Bigquery job fails if input data doesn't follow the table datatype

433 views Asked by At

I'm used to running Hive queries on Hadoop and as per my experience even if input data doesn't follow the table datatype, the job doesn't fail. For example: if input data "abc" routes to a table column having 'Integer' datatype then 'NULL' gets inserted for that particular value.

In Big query, I have observed that the job fails in case of data value not strictly following the column datatype.

file-00000000: CSV table encountered too many errors, giving up. Rows: 1; errors: 1. (error code: invalid) query: Could not parse '2017-11-23' as a timestamp. Required format is YYYY-MM-DD HH:MM[:SS[.SSSSSS]]; Could not parse '2017-11-23' as datetime for field date (position 1) starting at location 0 (error code: invalidQuery)

For this example, if '2017-11-23' doesn't follow timestamp datatype then 'NULL' should have been inserted in the column rather than failing the job.

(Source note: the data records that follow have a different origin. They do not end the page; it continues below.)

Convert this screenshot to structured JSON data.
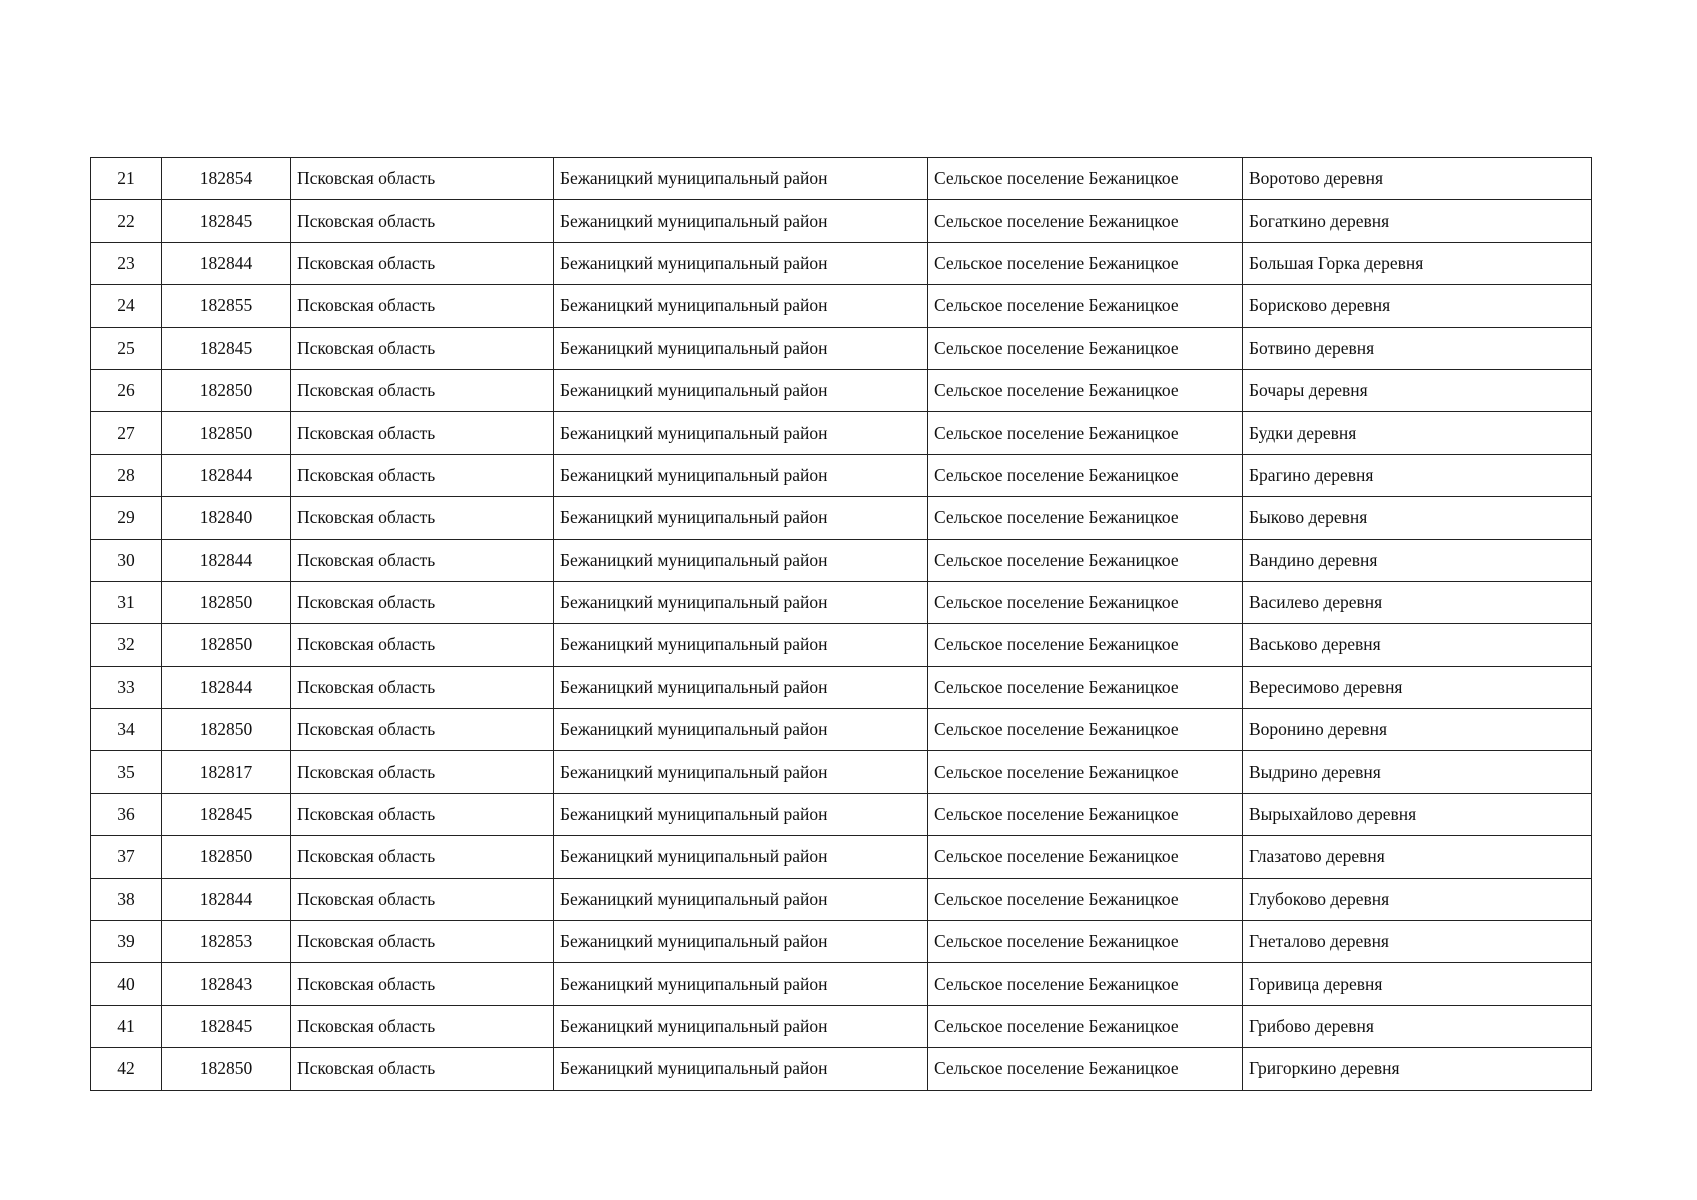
{
  "rows": [
    [
      "21",
      "182854",
      "Псковская область",
      "Бежаницкий муниципальный район",
      "Сельское поселение Бежаницкое",
      "Воротово деревня"
    ],
    [
      "22",
      "182845",
      "Псковская область",
      "Бежаницкий муниципальный район",
      "Сельское поселение Бежаницкое",
      "Богаткино деревня"
    ],
    [
      "23",
      "182844",
      "Псковская область",
      "Бежаницкий муниципальный район",
      "Сельское поселение Бежаницкое",
      "Большая Горка деревня"
    ],
    [
      "24",
      "182855",
      "Псковская область",
      "Бежаницкий муниципальный район",
      "Сельское поселение Бежаницкое",
      "Борисково деревня"
    ],
    [
      "25",
      "182845",
      "Псковская область",
      "Бежаницкий муниципальный район",
      "Сельское поселение Бежаницкое",
      "Ботвино деревня"
    ],
    [
      "26",
      "182850",
      "Псковская область",
      "Бежаницкий муниципальный район",
      "Сельское поселение Бежаницкое",
      "Бочары деревня"
    ],
    [
      "27",
      "182850",
      "Псковская область",
      "Бежаницкий муниципальный район",
      "Сельское поселение Бежаницкое",
      "Будки деревня"
    ],
    [
      "28",
      "182844",
      "Псковская область",
      "Бежаницкий муниципальный район",
      "Сельское поселение Бежаницкое",
      "Брагино деревня"
    ],
    [
      "29",
      "182840",
      "Псковская область",
      "Бежаницкий муниципальный район",
      "Сельское поселение Бежаницкое",
      "Быково деревня"
    ],
    [
      "30",
      "182844",
      "Псковская область",
      "Бежаницкий муниципальный район",
      "Сельское поселение Бежаницкое",
      "Вандино деревня"
    ],
    [
      "31",
      "182850",
      "Псковская область",
      "Бежаницкий муниципальный район",
      "Сельское поселение Бежаницкое",
      "Василево деревня"
    ],
    [
      "32",
      "182850",
      "Псковская область",
      "Бежаницкий муниципальный район",
      "Сельское поселение Бежаницкое",
      "Васьково деревня"
    ],
    [
      "33",
      "182844",
      "Псковская область",
      "Бежаницкий муниципальный район",
      "Сельское поселение Бежаницкое",
      "Вересимово деревня"
    ],
    [
      "34",
      "182850",
      "Псковская область",
      "Бежаницкий муниципальный район",
      "Сельское поселение Бежаницкое",
      "Воронино деревня"
    ],
    [
      "35",
      "182817",
      "Псковская область",
      "Бежаницкий муниципальный район",
      "Сельское поселение Бежаницкое",
      "Выдрино деревня"
    ],
    [
      "36",
      "182845",
      "Псковская область",
      "Бежаницкий муниципальный район",
      "Сельское поселение Бежаницкое",
      "Вырыхайлово деревня"
    ],
    [
      "37",
      "182850",
      "Псковская область",
      "Бежаницкий муниципальный район",
      "Сельское поселение Бежаницкое",
      "Глазатово деревня"
    ],
    [
      "38",
      "182844",
      "Псковская область",
      "Бежаницкий муниципальный район",
      "Сельское поселение Бежаницкое",
      "Глубоково деревня"
    ],
    [
      "39",
      "182853",
      "Псковская область",
      "Бежаницкий муниципальный район",
      "Сельское поселение Бежаницкое",
      "Гнеталово деревня"
    ],
    [
      "40",
      "182843",
      "Псковская область",
      "Бежаницкий муниципальный район",
      "Сельское поселение Бежаницкое",
      "Горивица деревня"
    ],
    [
      "41",
      "182845",
      "Псковская область",
      "Бежаницкий муниципальный район",
      "Сельское поселение Бежаницкое",
      "Грибово деревня"
    ],
    [
      "42",
      "182850",
      "Псковская область",
      "Бежаницкий муниципальный район",
      "Сельское поселение Бежаницкое",
      "Григоркино деревня"
    ]
  ]
}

Is there any way to restrict this behavior? My job shouldn't fail whatever the data is. Any insights?

1

There are 1 answers

0
Elliott Brossard On BEST ANSWER

A couple of options:

  • Use a STRING for the column type instead. With a query, you can transform the data e.g. using SAFE_CAST(timestamp_string AS TIMESTAMP) to get NULL values for invalid timestamps.
  • Use the configuration.load.maxBadRecords property to skip rows with invalid data. Note that this will omit the entire row if there is a bad value, however.